El argumento es delirante: mujer que enviuda en barrio residencial repijo, y que se impone no perder su estatus y mantener a sus dos hijos, un adolescente respondón y un chaval de diez años con problemas comunicativos pero con un ingenio descomunal (apunte: es el mejor personaje infantil que he visto en mi vida). Para ello, escoge una salida fácil, pero muy compleja: se hace traficante de marihuana; primero a pequeña escala, y, más adelante, ampliando el negocio y constituyendo un singular equipo de "narcos" bajo sus órdenes.

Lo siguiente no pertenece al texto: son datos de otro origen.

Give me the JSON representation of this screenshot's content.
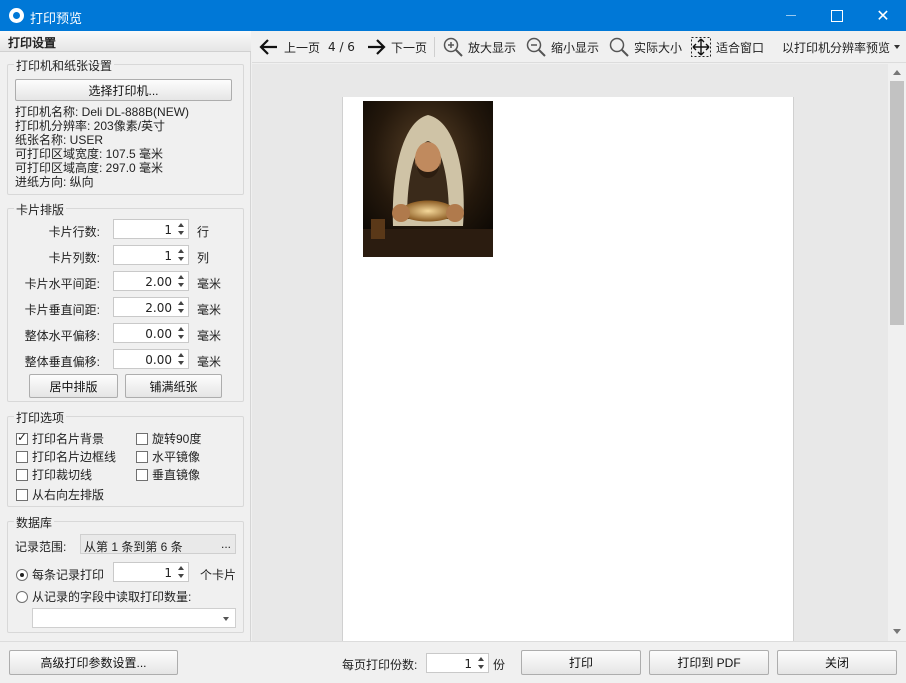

Personajes desequilibrados, oprimidos por la dictadura de las apariencias, que buscan, como lo hacemos todos, sus particulares válvulas de escape. El niño, grabando videos raros con una mini-DV. El adolescente, enamorándose de una chica sorda. La madre, bebiendo batidos sin parar. La asistenta, leyendo revistas de cotilleo. La amiga, que padece cáncer, presentándose a concejala. El contable, fumando marihuana y consumiendo pornografía. La traficante negra, haciendo calceta y liándose con un predicador mahometano.

Un aguafuerte de nuestra sociedad que es ratos tragicómico, delicioso, obsceno, excesivo, audaz, iconoclasta. Un feliz descubrimiento. Se me acaban los adjetivos. Síguela, lector improbable.

Retoques


Abro el año enlazando con un comentario espléndido de 'Diarios de fútbol' sobre el retoque malintencionado que Marca pergeñó para ilustrar una presunta información pseudodeportiva. Comparto al cien por cien la idea de que cuando un periódico se ve obligado a inventar una foto para darle credibilidad a una noticia es que hace tiempo que extraviaron aquella credibilidad. Mal síntoma.